In case when final compiled program appeared independently on compilation stage, it is quite hard to take into account all conditions and limitations. We got such kind of problem for Metal, for example. And according to Apple, The maxTotalThreadsPerThreadgroup property is dependent on the device, the register usage of your compute kernel, and threadgroup memory usage. I.e. it depends on the compiler and how it perform memory management. There might be two cases

  1. We should know how generated kernel is reflected in the compiled kernel, we can calculate this during compilation of the model in TVM and we can understand if we have problems or not and select the required parameters for execution of the kernel. It is quite hard because compilers can be changed, almost all of them are close sourced and vendors usually do not expose much information about details.
  2. We should have an ability to come to the device, compile kernels and execute them. We might not know exact parameters, but big number of trials must help to find proper configuration. The only one assumption - we should believe that one kernel been compiled and executed successfully in standalone mode should be compiled and executed as a part of big number of kernels.

TVM tries to do its best with 1st but there is a tradeoff between performance and stability. The most stable approach assume that we have one thread executing naive version of the kernel.

The 2nd approach - exactly what autotuning does.

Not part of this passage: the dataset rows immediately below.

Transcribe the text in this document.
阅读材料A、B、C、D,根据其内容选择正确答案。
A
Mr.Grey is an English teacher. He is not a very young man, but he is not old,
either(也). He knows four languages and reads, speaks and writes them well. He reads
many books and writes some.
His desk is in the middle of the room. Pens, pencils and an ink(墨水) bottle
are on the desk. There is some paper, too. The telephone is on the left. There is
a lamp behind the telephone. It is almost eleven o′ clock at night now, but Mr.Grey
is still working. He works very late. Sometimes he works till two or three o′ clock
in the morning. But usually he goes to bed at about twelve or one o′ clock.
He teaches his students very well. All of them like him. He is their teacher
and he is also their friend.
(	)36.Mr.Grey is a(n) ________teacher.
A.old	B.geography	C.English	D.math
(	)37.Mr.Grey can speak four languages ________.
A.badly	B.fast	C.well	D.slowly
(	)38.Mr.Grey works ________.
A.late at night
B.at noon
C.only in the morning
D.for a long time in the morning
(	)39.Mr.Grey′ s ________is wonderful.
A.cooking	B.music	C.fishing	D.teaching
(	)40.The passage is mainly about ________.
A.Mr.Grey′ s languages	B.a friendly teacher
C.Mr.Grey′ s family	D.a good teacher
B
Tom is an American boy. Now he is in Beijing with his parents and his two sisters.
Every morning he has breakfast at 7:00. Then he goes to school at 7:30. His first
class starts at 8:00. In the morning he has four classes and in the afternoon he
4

I looked into your script and do not understand the logic related to the epoch count. Autoscheduler divides all pointed trials to groups of measurements itself. Bunch of measurement is named round. The autoscheduler algo can be represented like

  • split whole topology to tasks
  • for each task perform one round of measurements to get baseline for cost model
  • select the most promising task and perform one round of tuning for this task

the latest item is repeated until we exceed the num_measure_trials

each round by default contains 64 measurements, you can change this by pointing another value of num_measures_per_round in auto_scheduler.TuningOptions

thus way, I recommend to

  1. remove loop for epoch
  2. point num_measure_trials = 500. This should be enough for 3 tasks to get quite good result
  3. (not necessary) point num_measures_per_round = 16. I prefer to point less values like 8 to speedup round-robin stage and concentrate on most promising kernels, but for 3 tasks this might not be important.
1 Like

Thanks for your reply.

The reason I split the tuning into small steps is to find the problem quickly because we can only detect problem when running the model. The actual problem occurred when tuned for more than 20000 in a single tune call like below:

auto_scheduler.TuningOptions(num_measure_trials=20000, ...)

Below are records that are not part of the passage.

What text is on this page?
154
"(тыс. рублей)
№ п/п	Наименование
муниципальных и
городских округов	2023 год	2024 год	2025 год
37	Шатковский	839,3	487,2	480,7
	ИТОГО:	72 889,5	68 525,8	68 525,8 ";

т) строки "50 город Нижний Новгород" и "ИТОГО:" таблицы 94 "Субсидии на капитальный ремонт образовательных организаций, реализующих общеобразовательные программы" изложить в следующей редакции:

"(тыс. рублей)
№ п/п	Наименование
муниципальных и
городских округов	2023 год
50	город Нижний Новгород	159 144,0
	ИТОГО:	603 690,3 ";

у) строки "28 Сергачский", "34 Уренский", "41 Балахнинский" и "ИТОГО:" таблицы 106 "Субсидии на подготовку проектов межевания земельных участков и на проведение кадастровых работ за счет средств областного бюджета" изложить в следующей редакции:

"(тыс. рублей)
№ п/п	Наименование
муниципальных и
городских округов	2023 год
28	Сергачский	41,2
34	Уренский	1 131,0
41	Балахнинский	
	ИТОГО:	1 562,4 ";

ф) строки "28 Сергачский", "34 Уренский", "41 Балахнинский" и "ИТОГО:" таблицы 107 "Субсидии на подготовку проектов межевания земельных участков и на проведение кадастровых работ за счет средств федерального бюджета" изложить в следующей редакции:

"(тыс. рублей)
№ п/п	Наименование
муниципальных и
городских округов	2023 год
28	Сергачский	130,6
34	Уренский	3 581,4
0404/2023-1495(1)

Maybe I was not clear about the problem description.

I understand that an identical compute kernel can have different kernel work group size depending on the device and the OpenCL library. (Meaning different results from clGetKernelWorkGroupInfo depending on the device and/or opencl library) But the problem I have, occur on the same device I had tuned and ran.

Below are the sequence of steps when the problem occur.

  1. auto-scheduler compiles a selected “state” for a task.
  2. runs this “program” on the target device.
  3. the “program” runs on the target without any problem
  4. the measured result is recorded to a file (this is the best record)
  5. compiling with best record chooses the record written in step 4
  6. Running the tvm model compiled in step 5 gives CL_INVALID_WORK_GROUP_SIZE error.

So basically it seems that the compute kernel measured/tested during auto-scheduling and the compute kernel generated during the final compilation is different with the same task and same parameters.